Use of parathyroid hormone analog (Teriparatide) in patients with chronic hypoparathyroidism after total thyroidectomy: a case report
DOI:
https://doi.org/10.3126/jdean.v4i2.34603Keywords:
Postoperative Chronic Hypoparathyroidism, Recurrent Hypocalcemia, TeriparatideAbstract
Background: Hypoparathyroidism and hypocalcemia is a common postoperative complication, after total thyroidectomy due to thyroid cancer. Standard treatment with supplementation of calcium and vitamin D analogs, usually treat this condition. In some patients, hypoparathyroidism is refractory to standard treatment plus intermittent calcium infusions with persistent low serum calcium levels and associated clinical complications. Attempts have been made to add recombinant human parathormone (rhPTH) to the treatment schedule. To our knowledge, this is the first time that we encounter a patient suffering from treatment-refractory postsurgical hypoparathyroidism who was treated with teriparatide.
Case presentation: Male (31 years) with postoperative hypoparathyroidism, after total thyroidectomy due to papillary thyroid cancer, several weeks after the surgery still required intermittent intravenous calcium infusions because of tetany symptoms. He had persistent hypocalcemia despite oral treatment with up to 1 ug calcitriol and 4 g calcium per day necessitating additional intravenous administration of calcium gluconate intermittently. This time, Teriparatide treatment was introduced at once daily 50 micrograms (mcg) subcutaneous injection, while doses of calcium and calcitriol were gradually decreased depending on the response of serum total and ionized calcium taken periodically, which resulted in total resolution of hypocalcemia symptoms and the achievement and maintenance of laboratory normocalcaemia in just 5 days.

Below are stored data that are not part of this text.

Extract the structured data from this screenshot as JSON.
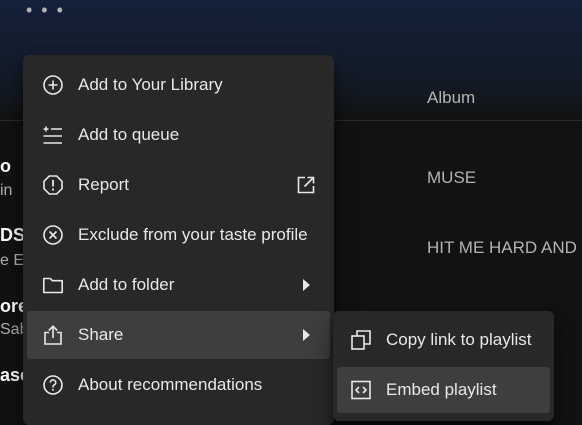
{
  "background": {
    "more_dots": "• • •",
    "column_album": "Album",
    "rows": [
      {
        "title_fragment": "o",
        "subtitle_fragment": "in",
        "album": "MUSE"
      },
      {
        "title_fragment": "DS",
        "subtitle_fragment": "e Ei",
        "album": "HIT ME HARD AND S"
      },
      {
        "title_fragment": "ore",
        "subtitle_fragment": "Sab",
        "album": ""
      },
      {
        "title_fragment": "ase",
        "subtitle_fragment": "",
        "album": ""
      }
    ]
  },
  "context_menu": {
    "items": [
      {
        "label": "Add to Your Library",
        "icon": "plus-circle-icon"
      },
      {
        "label": "Add to queue",
        "icon": "add-to-queue-icon"
      },
      {
        "label": "Report",
        "icon": "exclamation-circle-icon",
        "trailing_icon": "external-link-icon"
      },
      {
        "label": "Exclude from your taste profile",
        "icon": "x-circle-icon"
      },
      {
        "label": "Add to folder",
        "icon": "folder-icon",
        "trailing_icon": "chevron-right-icon"
      },
      {
        "label": "Share",
        "icon": "share-icon",
        "trailing_icon": "chevron-right-icon",
        "state": "hovered"
      },
      {
        "label": "About recommendations",
        "icon": "question-circle-icon"
      }
    ]
  },
  "share_submenu": {
    "items": [
      {
        "label": "Copy link to playlist",
        "icon": "copy-icon"
      },
      {
        "label": "Embed playlist",
        "icon": "embed-icon",
        "state": "hovered"
      }
    ]
  },
  "colors": {
    "menu_bg": "#282828",
    "hover_bg": "#3e3e3e",
    "page_bg": "#121212",
    "text_primary": "#e8e8e8",
    "text_secondary": "#b3b3b3"
  }
}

Conclusion: Treatment refractory chronic hypoparathyroidism may be seen in some cases after total thyroidectomy. Furthermore, the use of recombinant human parathyroid hormone analog (Teriparatide) allows for the control of recurrent hypocalcemia reducing the daily dosage of calcium and vitamin D. Finally, regular intravenous calcium administration was no more needed.